Appearing in Disney's Aladdin in Nasira's Revenge

Nasira
Nasira (voiced by Jodi Benson) is Jafar's fraternal twin sister who tried to resurrect him. She is the main antagonist of the game.

The Arachnid
The Arachnid, also known as the Spider, is a giant arachnid with a monsterious appetite and a boss in the game. He appears as a huge black and yellow spider monster with a yellow skull on her hindquarters.

Anubis
Anubis is a minor villain in the game. His sorcery is also the source of the restorative magic of four golden Serpent Idols, the very artifacts sought after by Nasira in her plan of resurrect her twin brother Jafar from the dead.

Evil Sultan
The Evil Sultan as he is called, is an evil monarch threatening to become the new ruler of Agrabah and a minor villain in the game.

Appearing in Disney Princess Enchanted Tales: Follow Your Dreams

Sahara
Sahara is Jasmine's late mother's horse who was the only one who could ride her. When Sahara was missing, Jasmine went looking for him and rode him back to Agrabah before her father noticed his disappearance. His name translates to "desert" in Arabic.

Hakeem
Hakeem (voiced by Zack Shada) is a servant boy in the palace stables. He looks like Aladdin, but his personality is different. He is a little worried that he has lost a horse named Sahara, which will lead to him losing his job, so Princess Jasmine promised him that she will return Sahara to him.

Aneesa
Aneesa (voiced by Flo Di Re) is Jasmine's loyal servant who works in the palace. She first convinces the discouraged Jasmine never to give up and tries her best. When Sahara went missing, she tries to distract the Sultan from going to the royal stables.

Sharma
Sharma (voiced by Tara Strong) is Jasmine's cousin. She bears a resemblance to Jasmine, who is supposed to look like her mother. She works as a teacher at the Royal Academy.
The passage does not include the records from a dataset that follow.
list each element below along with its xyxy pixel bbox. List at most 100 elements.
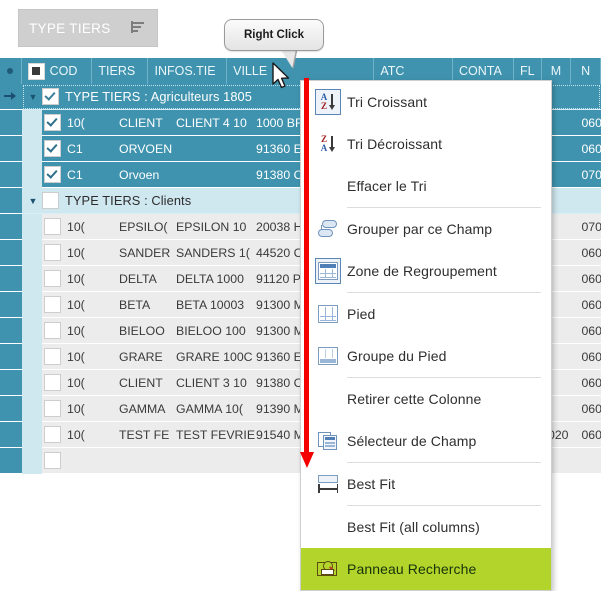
column-header-n[interactable]: N: [571, 58, 601, 84]
mouse-cursor-icon: [271, 62, 293, 92]
row-indicator-cell[interactable]: [0, 344, 22, 370]
row-checkbox[interactable]: [44, 426, 61, 443]
table-cell-code: 10(: [67, 402, 119, 416]
row-checkbox[interactable]: [44, 140, 61, 157]
menu-item-label: Best Fit: [347, 476, 395, 492]
row-indicator-cell[interactable]: [0, 422, 22, 448]
menu-item-label: Retirer cette Colonne: [347, 391, 481, 407]
row-indent-gutter: [22, 292, 42, 318]
row-indicator-cell[interactable]: [0, 136, 22, 162]
row-checkbox[interactable]: [44, 374, 61, 391]
menu-item-label: Sélecteur de Champ: [347, 433, 476, 449]
column-header-tiers[interactable]: TIERS: [92, 58, 148, 84]
table-cell-infos: SANDERS 1(: [176, 246, 256, 260]
sort-ascending-az-icon: AZ: [309, 81, 347, 123]
table-cell-m1: 060: [576, 402, 601, 416]
table-cell-m1: 060: [576, 350, 601, 364]
row-checkbox[interactable]: [44, 348, 61, 365]
right-click-callout: Right Click: [224, 19, 324, 51]
chevron-down-icon[interactable]: ▼: [26, 196, 40, 206]
table-cell-m1: 060: [576, 324, 601, 338]
row-indent-gutter: [22, 110, 42, 136]
table-cell-code: 10(: [67, 246, 119, 260]
column-header-label: INFOS.TIE: [154, 64, 215, 78]
row-checkbox[interactable]: [44, 270, 61, 287]
field-chooser-icon: [309, 420, 347, 462]
column-header-label: CONTA: [459, 64, 502, 78]
row-indent-gutter: [22, 344, 42, 370]
row-checkbox[interactable]: [44, 218, 61, 235]
table-cell-m1: 070: [576, 168, 601, 182]
group-checkbox[interactable]: [42, 192, 59, 209]
group-chip-label: TYPE TIERS: [29, 21, 131, 36]
row-checkbox[interactable]: [44, 400, 61, 417]
row-indent-gutter: [22, 396, 42, 422]
row-indicator-cell[interactable]: [0, 292, 22, 318]
row-indicator-cell[interactable]: [0, 110, 22, 136]
menu-item-effacer-le-tri[interactable]: Effacer le Tri: [301, 165, 551, 207]
row-indicator-cell[interactable]: [0, 214, 22, 240]
menu-item-best-fit-all-columns[interactable]: Best Fit (all columns): [301, 506, 551, 548]
column-context-menu[interactable]: AZTri CroissantZATri DécroissantEffacer …: [300, 80, 552, 591]
column-header-label: N: [581, 64, 590, 78]
column-header-code[interactable]: COD: [22, 58, 93, 84]
menu-item-pied[interactable]: Pied: [301, 293, 551, 335]
row-checkbox[interactable]: [44, 166, 61, 183]
menu-icon-placeholder: [309, 506, 347, 548]
menu-icon-placeholder: [309, 165, 347, 207]
row-indicator-cell[interactable]: [0, 84, 22, 110]
menu-item-best-fit[interactable]: Best Fit: [301, 463, 551, 505]
table-cell-infos: BIELOO 100: [176, 324, 256, 338]
row-indent-gutter: [22, 214, 42, 240]
table-cell-code: 10(: [67, 116, 119, 130]
table-cell-tiers: TEST FE: [119, 428, 176, 442]
current-row-arrow-icon: [4, 92, 17, 101]
menu-item-s-lecteur-de-champ[interactable]: Sélecteur de Champ: [301, 420, 551, 462]
table-cell-infos: GAMMA 10(: [176, 402, 256, 416]
menu-item-label: Pied: [347, 306, 375, 322]
row-indicator-cell[interactable]: [0, 240, 22, 266]
table-cell-infos: CLIENT 3 10: [176, 376, 256, 390]
menu-item-retirer-cette-colonne[interactable]: Retirer cette Colonne: [301, 378, 551, 420]
column-header-label: FL: [520, 64, 535, 78]
menu-item-label: Grouper par ce Champ: [347, 221, 492, 237]
table-cell-tiers: SANDER: [119, 246, 176, 260]
table-cell-infos: DELTA 1000: [176, 272, 256, 286]
menu-item-tri-d-croissant[interactable]: ZATri Décroissant: [301, 123, 551, 165]
chevron-down-icon[interactable]: ▼: [26, 92, 40, 102]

Appearing in  Aladdin (2019 film)

Dalia
Dalia (portrayed by Nasim Pedrad) is a character from the 2019 live-action film remake of Aladdin and the only main character not to have originated in the original 1992 animated film.

She is the handmaiden of Princess Jasmine and the only real friend Jasmine had in the palace. Dalia later becomes Genie's love interest and at the end of the film, following Genie being freed from the lamp and becoming fully human, Dalia leaves Agrabah with Princess Jasmine's approval to be with him. Since then, it was revealed that Dalia has married Genie and they had two children together.

Omar
Omar (portrayed by Jordan A. Nash) is the son of Genie and Dalia.

Lian
Lian (portrayed by Taliyah Blair) is the daughter of Genie and Dalia.

Zulla
Zulla (portrayed by Nina Wadia) is a market trader. Wadia describes her appearance as "More of a cameo" as extra footage was needed after filming had wrapped.